Tuesday, February 28, 2006

Johnson's Russia List

by Edward Hugh

Johnson's Russia List have a very interesting population thread which is here. Population is now falling and life expectancy has been reducing dramatically:

Glowing economic statistics show that Russia is in the midst of an oil-fueled boom, but the life expectancy of its citizens remained woefully low, the nation's top statistician said Tuesday......... Russia's population dropped by 0.5 percent, or 680,000 people, to 142.8 million last year, Sokolin (head of the Federal State Statistics Service) said. And the average life span of the Russian male is now just 58 the level to which it dropped in the social turmoil that followed the default just over seven years ago. "Nothing has changed with regard to life expectancy,"

There is also an interesting thread from Russia expert Murray Feshback:

Figures may be correct (or not) but out of context they can be misleading.

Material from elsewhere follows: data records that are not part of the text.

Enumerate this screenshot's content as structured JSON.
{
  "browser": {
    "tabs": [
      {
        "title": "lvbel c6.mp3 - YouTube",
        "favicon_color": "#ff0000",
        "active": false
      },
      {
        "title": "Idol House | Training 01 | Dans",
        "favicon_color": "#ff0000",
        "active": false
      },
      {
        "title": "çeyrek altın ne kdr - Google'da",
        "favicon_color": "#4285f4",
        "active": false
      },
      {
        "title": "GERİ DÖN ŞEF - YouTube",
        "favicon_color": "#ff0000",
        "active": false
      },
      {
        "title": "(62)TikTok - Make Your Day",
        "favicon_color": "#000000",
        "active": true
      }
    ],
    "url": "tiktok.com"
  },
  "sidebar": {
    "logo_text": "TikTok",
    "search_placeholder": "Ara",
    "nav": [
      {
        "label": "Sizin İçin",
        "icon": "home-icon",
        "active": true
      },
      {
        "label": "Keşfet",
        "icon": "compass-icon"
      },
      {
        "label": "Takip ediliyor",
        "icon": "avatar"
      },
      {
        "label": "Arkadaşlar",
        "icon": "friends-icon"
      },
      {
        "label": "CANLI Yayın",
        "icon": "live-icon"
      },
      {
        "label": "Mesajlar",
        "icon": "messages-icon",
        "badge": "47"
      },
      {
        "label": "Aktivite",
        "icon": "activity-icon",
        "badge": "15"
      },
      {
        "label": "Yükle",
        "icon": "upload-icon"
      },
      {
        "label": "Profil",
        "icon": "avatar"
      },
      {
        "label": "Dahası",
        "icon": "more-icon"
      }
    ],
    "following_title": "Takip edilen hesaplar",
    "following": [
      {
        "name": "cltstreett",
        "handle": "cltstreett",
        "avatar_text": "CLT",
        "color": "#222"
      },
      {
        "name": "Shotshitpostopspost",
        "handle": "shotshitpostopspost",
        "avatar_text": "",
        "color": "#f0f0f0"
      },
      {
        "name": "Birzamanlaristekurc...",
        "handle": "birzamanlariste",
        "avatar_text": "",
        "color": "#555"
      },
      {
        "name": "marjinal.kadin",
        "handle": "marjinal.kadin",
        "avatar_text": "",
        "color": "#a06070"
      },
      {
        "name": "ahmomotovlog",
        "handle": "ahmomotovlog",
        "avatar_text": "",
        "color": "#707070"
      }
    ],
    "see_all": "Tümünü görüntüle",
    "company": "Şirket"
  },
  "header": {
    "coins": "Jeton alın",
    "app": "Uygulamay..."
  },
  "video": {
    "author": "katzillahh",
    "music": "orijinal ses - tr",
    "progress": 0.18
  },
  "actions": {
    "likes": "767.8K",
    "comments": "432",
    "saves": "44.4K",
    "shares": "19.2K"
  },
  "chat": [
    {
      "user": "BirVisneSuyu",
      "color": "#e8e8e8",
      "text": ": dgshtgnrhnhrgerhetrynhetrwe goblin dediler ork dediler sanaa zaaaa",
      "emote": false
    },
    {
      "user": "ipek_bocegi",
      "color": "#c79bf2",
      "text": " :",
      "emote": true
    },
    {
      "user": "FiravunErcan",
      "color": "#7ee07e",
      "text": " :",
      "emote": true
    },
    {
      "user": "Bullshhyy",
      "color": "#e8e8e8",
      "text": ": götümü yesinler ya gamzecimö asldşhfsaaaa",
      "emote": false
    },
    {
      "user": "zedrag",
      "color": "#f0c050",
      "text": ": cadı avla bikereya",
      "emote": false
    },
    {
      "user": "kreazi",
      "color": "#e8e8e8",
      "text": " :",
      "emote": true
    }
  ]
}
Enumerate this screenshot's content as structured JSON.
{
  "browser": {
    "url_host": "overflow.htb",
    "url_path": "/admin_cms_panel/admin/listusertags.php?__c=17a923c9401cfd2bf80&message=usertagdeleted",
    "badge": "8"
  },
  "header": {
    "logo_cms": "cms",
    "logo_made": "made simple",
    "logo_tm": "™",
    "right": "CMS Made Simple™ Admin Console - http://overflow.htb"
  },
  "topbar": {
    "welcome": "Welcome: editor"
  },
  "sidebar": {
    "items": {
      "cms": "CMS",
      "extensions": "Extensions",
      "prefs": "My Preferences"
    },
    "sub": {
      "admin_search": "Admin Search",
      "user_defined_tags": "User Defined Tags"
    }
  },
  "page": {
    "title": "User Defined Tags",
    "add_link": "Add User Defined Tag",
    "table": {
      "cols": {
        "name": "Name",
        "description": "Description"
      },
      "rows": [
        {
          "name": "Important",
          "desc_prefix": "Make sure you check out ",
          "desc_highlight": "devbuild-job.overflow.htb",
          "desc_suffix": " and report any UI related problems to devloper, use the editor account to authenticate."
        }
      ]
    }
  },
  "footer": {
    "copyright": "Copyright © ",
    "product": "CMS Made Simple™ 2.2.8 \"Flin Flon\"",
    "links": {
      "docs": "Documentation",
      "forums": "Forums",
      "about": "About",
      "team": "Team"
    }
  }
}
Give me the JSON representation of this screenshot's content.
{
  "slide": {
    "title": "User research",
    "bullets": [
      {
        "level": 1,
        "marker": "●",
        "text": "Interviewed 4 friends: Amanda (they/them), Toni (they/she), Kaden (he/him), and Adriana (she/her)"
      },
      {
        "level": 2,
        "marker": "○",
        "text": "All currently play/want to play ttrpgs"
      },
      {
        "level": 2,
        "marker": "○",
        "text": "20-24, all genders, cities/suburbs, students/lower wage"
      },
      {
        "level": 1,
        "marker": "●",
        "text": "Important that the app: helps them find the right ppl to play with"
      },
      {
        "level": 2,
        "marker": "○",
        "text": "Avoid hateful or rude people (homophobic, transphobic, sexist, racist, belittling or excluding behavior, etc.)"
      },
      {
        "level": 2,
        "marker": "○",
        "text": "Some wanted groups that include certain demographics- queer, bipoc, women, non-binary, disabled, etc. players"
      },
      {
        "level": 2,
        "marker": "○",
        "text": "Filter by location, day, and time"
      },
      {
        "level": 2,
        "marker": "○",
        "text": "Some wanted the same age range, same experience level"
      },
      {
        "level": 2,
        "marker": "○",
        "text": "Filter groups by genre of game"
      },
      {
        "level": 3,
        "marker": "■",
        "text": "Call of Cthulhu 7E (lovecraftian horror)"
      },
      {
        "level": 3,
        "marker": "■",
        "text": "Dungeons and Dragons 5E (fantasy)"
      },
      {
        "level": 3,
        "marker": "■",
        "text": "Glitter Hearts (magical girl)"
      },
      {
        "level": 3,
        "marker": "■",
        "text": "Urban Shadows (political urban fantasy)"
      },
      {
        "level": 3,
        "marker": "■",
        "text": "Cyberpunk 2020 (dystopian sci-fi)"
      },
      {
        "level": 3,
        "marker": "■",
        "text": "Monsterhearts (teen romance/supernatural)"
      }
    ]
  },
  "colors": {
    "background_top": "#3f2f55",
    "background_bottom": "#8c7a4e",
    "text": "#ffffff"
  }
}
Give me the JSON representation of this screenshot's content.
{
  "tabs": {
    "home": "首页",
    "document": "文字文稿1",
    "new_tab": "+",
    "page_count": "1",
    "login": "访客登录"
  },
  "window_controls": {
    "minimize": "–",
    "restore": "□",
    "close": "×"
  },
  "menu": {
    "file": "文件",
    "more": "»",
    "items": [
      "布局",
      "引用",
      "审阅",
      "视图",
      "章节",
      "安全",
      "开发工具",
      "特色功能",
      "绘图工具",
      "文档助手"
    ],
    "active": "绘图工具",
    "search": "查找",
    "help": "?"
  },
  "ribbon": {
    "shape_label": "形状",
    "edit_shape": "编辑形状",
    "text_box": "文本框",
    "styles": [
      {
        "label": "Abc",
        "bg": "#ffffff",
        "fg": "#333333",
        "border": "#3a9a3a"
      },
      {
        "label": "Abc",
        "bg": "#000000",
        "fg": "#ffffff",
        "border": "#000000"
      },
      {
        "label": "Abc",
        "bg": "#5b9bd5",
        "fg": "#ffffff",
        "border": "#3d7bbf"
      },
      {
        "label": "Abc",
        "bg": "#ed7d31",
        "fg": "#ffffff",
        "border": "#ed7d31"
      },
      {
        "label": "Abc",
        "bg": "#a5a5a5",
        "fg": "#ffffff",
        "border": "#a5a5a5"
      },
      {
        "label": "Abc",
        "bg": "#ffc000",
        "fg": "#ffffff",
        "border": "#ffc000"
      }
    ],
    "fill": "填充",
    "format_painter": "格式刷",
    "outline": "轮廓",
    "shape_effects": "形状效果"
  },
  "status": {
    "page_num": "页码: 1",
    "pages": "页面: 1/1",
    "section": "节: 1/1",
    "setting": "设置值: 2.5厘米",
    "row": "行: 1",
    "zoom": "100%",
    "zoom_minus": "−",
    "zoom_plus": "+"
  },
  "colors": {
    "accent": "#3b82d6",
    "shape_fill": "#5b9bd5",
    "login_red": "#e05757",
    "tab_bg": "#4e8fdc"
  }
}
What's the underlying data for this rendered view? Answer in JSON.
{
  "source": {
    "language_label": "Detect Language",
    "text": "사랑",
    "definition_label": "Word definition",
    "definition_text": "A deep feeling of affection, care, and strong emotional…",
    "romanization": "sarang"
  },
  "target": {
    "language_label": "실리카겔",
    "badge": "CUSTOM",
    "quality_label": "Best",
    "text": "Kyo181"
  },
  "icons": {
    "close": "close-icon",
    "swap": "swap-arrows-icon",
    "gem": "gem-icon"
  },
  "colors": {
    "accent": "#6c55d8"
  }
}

In the case of the first item, reference is made to the fact that the current 2005 birth numbers are greater by 210,000 than in 1999. Yes, but (odnako). the 1999 birth numbers in Russia were only about 1,250,000 and the 2005 figure is 1,460,100 (in 2004, the number was even higher­1,502,500). Two points arise here, in sequence, the 1999 figure itself was one-half of the number in 1987, of 2,500,000 births, a drop of 50 percent. The comparison to 1999 may be technically correct, but leaves out much in its analysis. Second, the 1.4 or 1.5 million birth numbers are in part a reflection of a higher total fertility rate (the number of children born to women in ages 15-49 years), as well as in absolute terms the issue of the number of such women. Shortly, these latter numbers will decline by some one-third to reflect the downturn 20 to 29 years previously (the ages of their mothers at which some two-thirds of children are born in Russia). In addition, major issues of child and reproductive health are complicating factors now and in the near term.

Also here's a link to Murray Feshback and Cristina Galvin on HIV/Aids in Ukraine


Scott said...

The fact that Russia's population shrank by 680,000 people in one year is worth pondering. That shrinkage is the equivalent of about 7 medium size cities disappearing from the map. Assuming a household size of four persons, that is 170,000 residences abandoned in one year. That will put a dent in home prices in Russia.

Jeff Jackson said...

Feshbach has a keen eye for the demographic patterns of the Russians. What is more alarming than the low fertility rate of females 20-29 is the rate at which the population supplies, or in this case fails to supply, the army with healthy young males for conscription. But both the female fertility and the male health are singular components. The composite effect of these components and public health, environmental conditions, judicial policies (as in the sentencing for narcotics crimes for HIV/TB co-infected individuals), and some other factors create a synergistic effect on the population. Such conditions stagger the imagination as they shed light on the population black hole located in Russia.